PROGETTO FUCINA: A CASA DON DIANA SI INSEDIA IL COMITATO TECNICO SCIENTIFICO

Casa Don Diana

 

Innovazione, eccellenza, beni confiscati, economia sociale. Il progetto Fucina, che prevede la realizzazione di un FabLab territoriale come incubatore di innovazione sociale nel bene confiscato alla camorra “Casa Don Diana”, a Casal di Principe, punta a coniugare occupazione, sviluppo e liberazione dalle mafie.

A fornire un valido supporto al FabLab sarà il Comitato Tecnico Scientifico (CTS) che, contando su nomi di spicco del mondo dell’Università, dell’innovazione e dell’impresa, si è già insediato ed è al lavoro per suggerire idee e contributi.

“Una bella iniziativa che lancia una nuova sfida in un territorio difficile, ma anche ricco di potenzialità, come già emerso attraverso il progetto La Res”, commenta Marco Musella, presidente del Comitato Tecnico Scientifico di Fucina, referente di Iris Network.

Musella, direttore del Dipartimento di Scienze Politiche dell’Università “Federico II” di Napoli, sottolinea che “il CTS accompagnerà tutte le azioni che saranno svolte nell’ambito del progetto, nella certezza che l’introduzione dell’innovazione tecnologica nei processi di sviluppo è la strada giusta per promuovere un’economia diversa a partire dall’uso sociale dei beni confiscati alla criminalità organizzata”.

Come segretaria del CTS è stata individuata Rossana Maglione, referente dell’associazione Futuridea.

“Il CTS è chiamato a dare maggiore eco e spessore al progetto, garantendo l’eccellenza di un laboratorio che dovrà essere all’avanguardia, competitivo, aggiornato, innovativo e in contatto costante con tutte le reti dell’innovazione.
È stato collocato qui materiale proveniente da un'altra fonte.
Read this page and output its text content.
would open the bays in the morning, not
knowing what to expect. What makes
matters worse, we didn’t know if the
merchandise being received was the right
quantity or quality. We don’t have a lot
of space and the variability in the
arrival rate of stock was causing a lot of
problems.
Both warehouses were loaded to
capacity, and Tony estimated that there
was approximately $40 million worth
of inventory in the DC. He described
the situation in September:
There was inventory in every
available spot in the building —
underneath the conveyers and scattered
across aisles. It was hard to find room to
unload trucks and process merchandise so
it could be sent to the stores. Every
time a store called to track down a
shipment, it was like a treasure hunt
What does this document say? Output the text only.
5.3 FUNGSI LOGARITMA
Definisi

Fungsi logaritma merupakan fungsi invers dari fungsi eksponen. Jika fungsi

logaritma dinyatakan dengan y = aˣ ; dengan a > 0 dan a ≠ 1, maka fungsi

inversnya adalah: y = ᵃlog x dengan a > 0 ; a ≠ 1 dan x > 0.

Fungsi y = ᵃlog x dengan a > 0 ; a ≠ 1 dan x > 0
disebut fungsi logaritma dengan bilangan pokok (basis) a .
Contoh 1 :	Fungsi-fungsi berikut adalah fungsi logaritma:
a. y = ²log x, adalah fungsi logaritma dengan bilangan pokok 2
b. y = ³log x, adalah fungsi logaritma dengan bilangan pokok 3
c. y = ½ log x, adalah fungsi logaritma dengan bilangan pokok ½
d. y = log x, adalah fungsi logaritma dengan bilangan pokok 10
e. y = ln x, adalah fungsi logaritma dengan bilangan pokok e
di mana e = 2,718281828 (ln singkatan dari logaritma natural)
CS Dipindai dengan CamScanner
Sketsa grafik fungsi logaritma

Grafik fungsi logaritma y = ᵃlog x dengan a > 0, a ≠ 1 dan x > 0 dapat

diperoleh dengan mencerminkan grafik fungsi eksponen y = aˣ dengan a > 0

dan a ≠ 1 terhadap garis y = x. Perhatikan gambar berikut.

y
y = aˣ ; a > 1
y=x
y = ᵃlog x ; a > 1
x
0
Il FabLab del progetto Fucina – afferma Maglione – dovrà diventare per gli altri modello di buone pratiche, un FabLab competitivo che dovrà essere sempre il primo a dare le direttive e a rappresentare l’eccellenza”.

Il progetto si svilupperà su quattro aree tematiche: alimentazione sana, casa intelligente, comunicazione sociale per l’inclusione e i beni comuni, energia pulita.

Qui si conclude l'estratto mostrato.